Festival wristbands may have many fond memories attached, but no matter how good that Kanye performance was — please, for the love of Yeezus, don’t keep them on after the fest is over. We don’t often think about the hidden bacteria in festival wristbands, but a new video produced by the hosts of the Australian radio station “Triple J” will make you see these grotty pieces of concert memorabilia in a whole new light. Hosts Veronica and Lewis took one listener’s fabric wristbands dating from festivals in 2016, 2010, and 2009 to a microbiologist to be evaluated, and what they found will have you reaching for the scissors.
Dr. Nick Coleman, a senior lecturer at the University of Sydney, explains that the worst case scenario for the concert bands would be finding that they are loaded with a bacteria "dangerous to human health." You definitely do not want some hotbed of germs hanging around your arm, touching your skin— yuck! Coleman goes on to explain that depending on the personal hygiene of the wearer, they may even find E.Coli!
After depositing the wristbands in designated test tubes, the bands are run through a process to extricating the secret bacteria.

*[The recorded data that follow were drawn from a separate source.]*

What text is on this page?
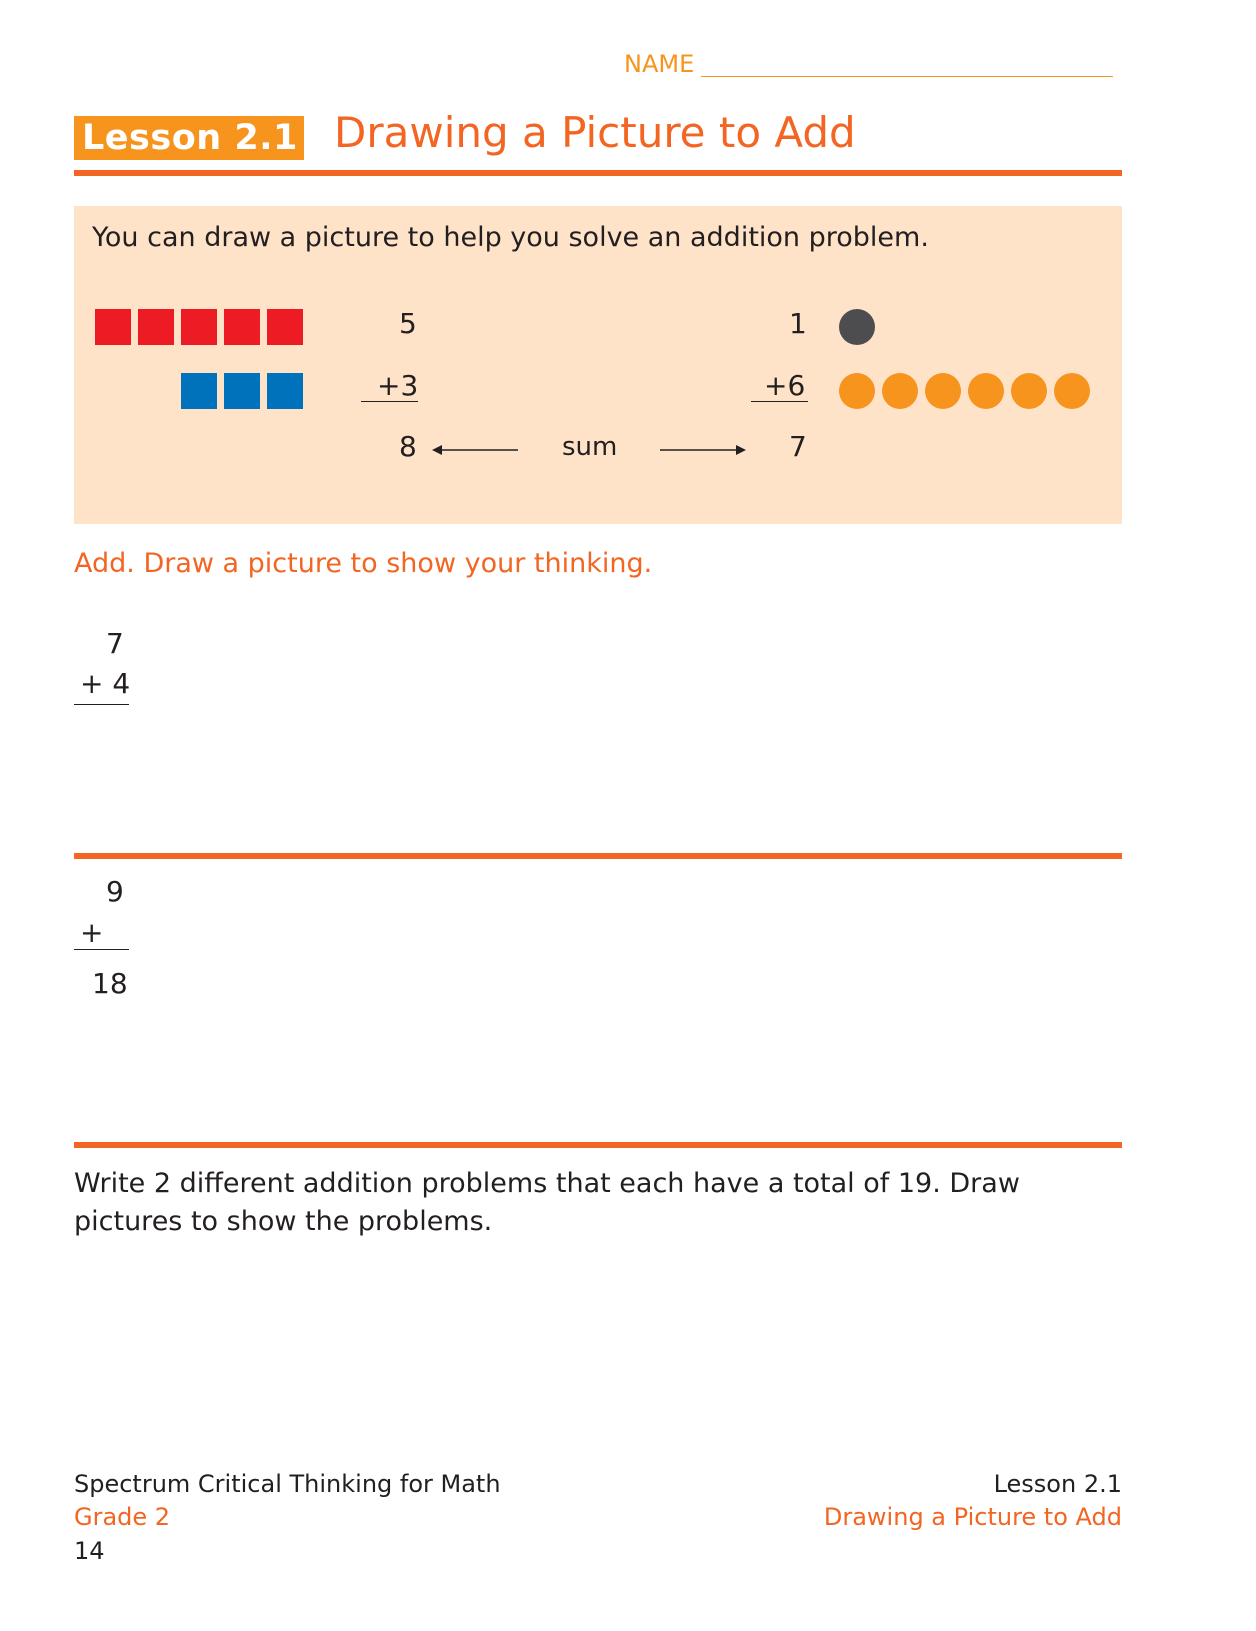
NAME
Lesson 2.1 Drawing a Picture to Add
You can draw a picture to help you solve an addition problem.
5
+3
8	sum
1
+6
7
Add. Draw a picture to show your thinking.
7
+ 4
9
+
18
Write 2 different addition problems that each have a total of 19. Draw pictures to show the problems.
Spectrum Critical Thinking for Math
Grade 2
14
Lesson 2.1
Drawing a Picture to Add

When put through a centrifuge, a milky liquid emerges, which is distilled and dropped onto agar plates. These are placed in an incubator and left to their own disgusting devices.

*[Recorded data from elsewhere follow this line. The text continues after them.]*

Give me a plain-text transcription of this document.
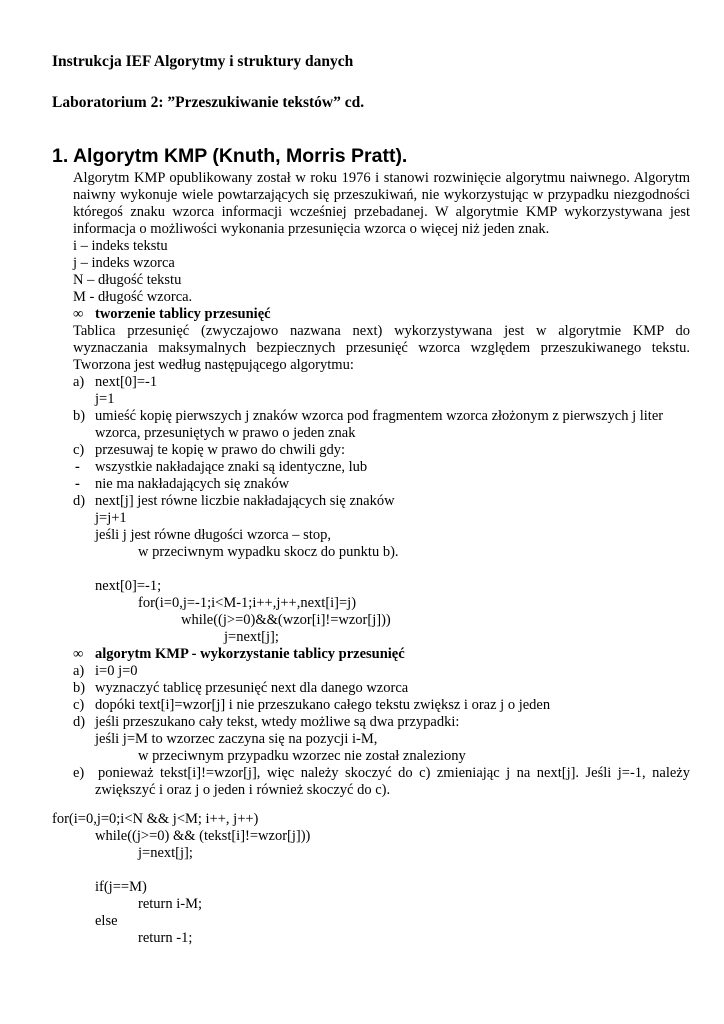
Instrukcja IEF Algorytmy i struktury danych
Laboratorium 2: ”Przeszukiwanie tekstów” cd.
1. Algorytm KMP (Knuth, Morris Pratt).
Algorytm KMP opublikowany został w roku 1976 i stanowi rozwinięcie algorytmu naiwnego. Algorytm
naiwny wykonuje wiele powtarzających się przeszukiwań, nie wykorzystując w przypadku niezgodności
któregoś znaku wzorca informacji wcześniej przebadanej. W algorytmie KMP wykorzystywana jest
informacja o możliwości wykonania przesunięcia wzorca o więcej niż jeden znak.
i – indeks tekstu
j – indeks wzorca
N – długość tekstu
M - długość wzorca.
∞ tworzenie tablicy przesunięć
Tablica przesunięć (zwyczajowo nazwana next) wykorzystywana jest w algorytmie KMP do
wyznaczania maksymalnych bezpiecznych przesunięć wzorca względem przeszukiwanego tekstu.
Tworzona jest według następującego algorytmu:
a) next[0]=-1
j=1
b) umieść kopię pierwszych j znaków wzorca pod fragmentem wzorca złożonym z pierwszych j liter
wzorca, przesuniętych w prawo o jeden znak
c) przesuwaj te kopię w prawo do chwili gdy:
- wszystkie nakładające znaki są identyczne, lub
- nie ma nakładających się znaków
d) next[j] jest równe liczbie nakładających się znaków
j=j+1
jeśli j jest równe długości wzorca – stop,
w przeciwnym wypadku skocz do punktu b).
next[0]=-1;
for(i=0,j=-1;i<M-1;i++,j++,next[i]=j)
while((j>=0)&&(wzor[i]!=wzor[j]))
j=next[j];
∞ algorytm KMP - wykorzystanie tablicy przesunięć
a) i=0 j=0
b) wyznaczyć tablicę przesunięć next dla danego wzorca
c) dopóki text[i]=wzor[j] i nie przeszukano całego tekstu zwiększ i oraz j o jeden
d) jeśli przeszukano cały tekst, wtedy możliwe są dwa przypadki:
jeśli j=M to wzorzec zaczyna się na pozycji i-M,
w przeciwnym przypadku wzorzec nie został znaleziony
e) ponieważ tekst[i]!=wzor[j], więc należy skoczyć do c) zmieniając j na next[j]. Jeśli j=-1, należy
zwiększyć i oraz j o jeden i również skoczyć do c).
for(i=0,j=0;i<N && j<M; i++, j++)
while((j>=0) && (tekst[i]!=wzor[j]))
j=next[j];
if(j==M)
return i-M;
else
return -1;
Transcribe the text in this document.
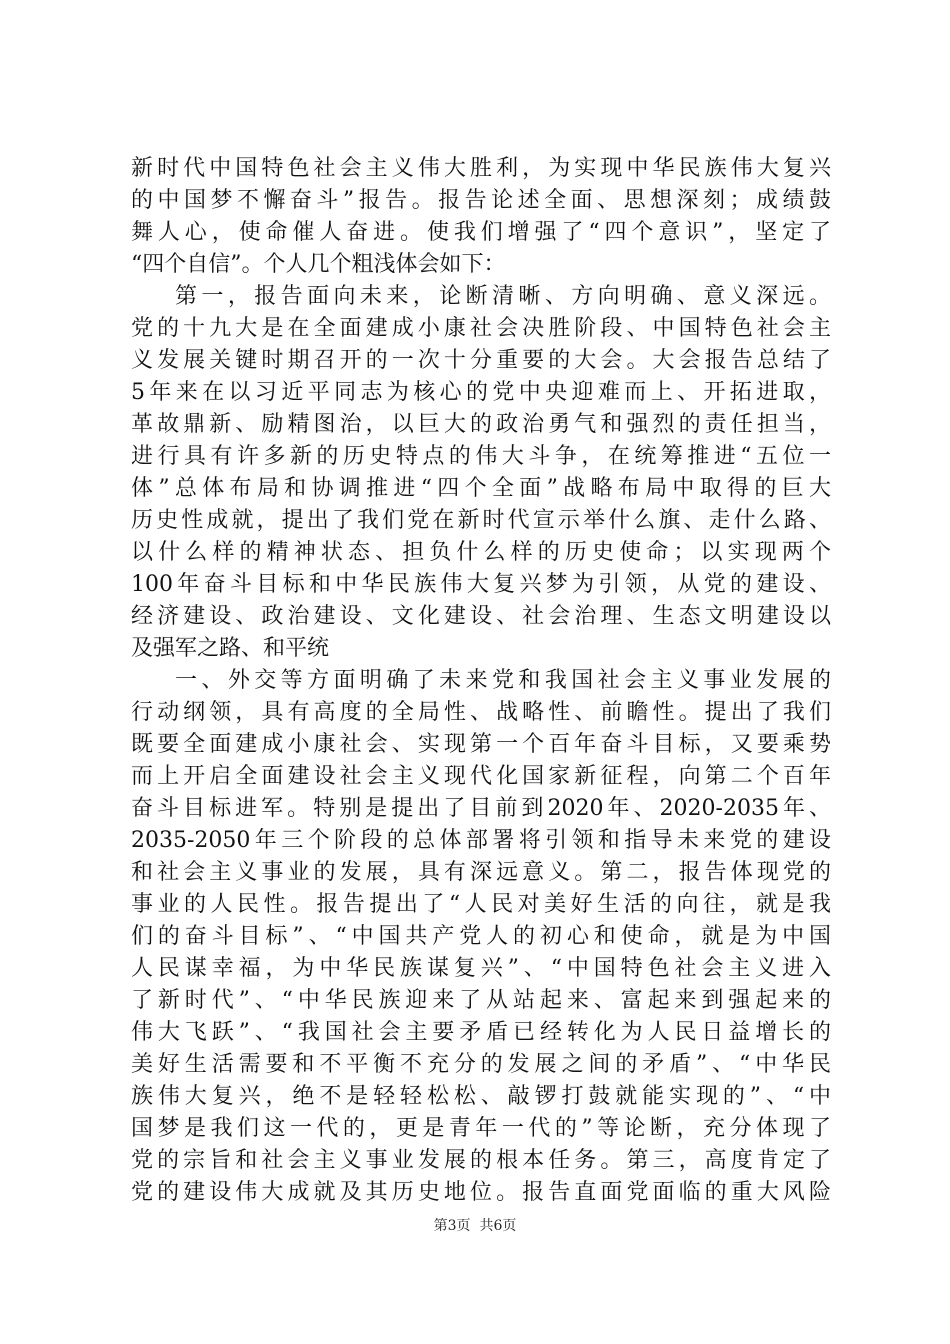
新时代中国特色社会主义伟大胜利，为实现中华民族伟大复兴
的中国梦不懈奋斗”报告。报告论述全面、思想深刻；成绩鼓
舞人心，使命催人奋进。使我们增强了“四个意识”，坚定了
“四个自信”。个人几个粗浅体会如下：
第一，报告面向未来，论断清晰、方向明确、意义深远。
党的十九大是在全面建成小康社会决胜阶段、中国特色社会主
义发展关键时期召开的一次十分重要的大会。大会报告总结了
5年来在以习近平同志为核心的党中央迎难而上、开拓进取，
革故鼎新、励精图治，以巨大的政治勇气和强烈的责任担当，
进行具有许多新的历史特点的伟大斗争，在统筹推进“五位一
体”总体布局和协调推进“四个全面”战略布局中取得的巨大
历史性成就，提出了我们党在新时代宣示举什么旗、走什么路、
以什么样的精神状态、担负什么样的历史使命；以实现两个
100年奋斗目标和中华民族伟大复兴梦为引领，从党的建设、
经济建设、政治建设、文化建设、社会治理、生态文明建设以
及强军之路、和平统
一、外交等方面明确了未来党和我国社会主义事业发展的
行动纲领，具有高度的全局性、战略性、前瞻性。提出了我们
既要全面建成小康社会、实现第一个百年奋斗目标，又要乘势
而上开启全面建设社会主义现代化国家新征程，向第二个百年
奋斗目标进军。特别是提出了目前到2020年、2020-2035年、
2035-2050年三个阶段的总体部署将引领和指导未来党的建设
和社会主义事业的发展，具有深远意义。第二，报告体现党的
事业的人民性。报告提出了“人民对美好生活的向往，就是我
们的奋斗目标”、“中国共产党人的初心和使命，就是为中国
人民谋幸福，为中华民族谋复兴”、“中国特色社会主义进入
了新时代”、“中华民族迎来了从站起来、富起来到强起来的
伟大飞跃”、“我国社会主要矛盾已经转化为人民日益增长的
美好生活需要和不平衡不充分的发展之间的矛盾”、“中华民
族伟大复兴，绝不是轻轻松松、敲锣打鼓就能实现的”、“中
国梦是我们这一代的，更是青年一代的”等论断，充分体现了
党的宗旨和社会主义事业发展的根本任务。第三，高度肯定了
党的建设伟大成就及其历史地位。报告直面党面临的重大风险
第3页  共6页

After cooking for four days, the bacteria has "flowered" and what emerges on the petri dishes is a full-blown bacterial battleground. The majority of the bacteria is comprised of micrococcus, a common bacteria that can be found on human skin, animals, dairy (yum cheese!), and even beer. It's not particularly harmful — phew!
There was also bacteria from soil compounds apparent, as the wristbands collect germs from the environment. A few small golden-orange spots were the most troubling sight.
Coleman suggests that these could possibly be Golden Staph (which can cause serious infections and boils). Never has there been such a good reason to cut off that old wristband. Perhaps most interesting is that in one plate there was a spot of bacteria used to make antibiotics that was killing other nearby bacteria; so perhaps everything balances out?
"We can’t say for sure that these are dangerous bacteria," Dr Coleman explains. "But the numbers are so high that I would advise people against wearing them [festival bands] for years, and years and years." His suggestion to those who see their bands as a status symbol or don't want to toss out their precious musical memories: put it somewhere safe — but not on your body.
"Cut it off and put it in a little scrapbook or something," Coleman suggests. "You don’t need to keep wearing it to have the memories."
Remember those wish bracelets you wore around your wrist for basically all of middle school? They were probably pretty disgusting too.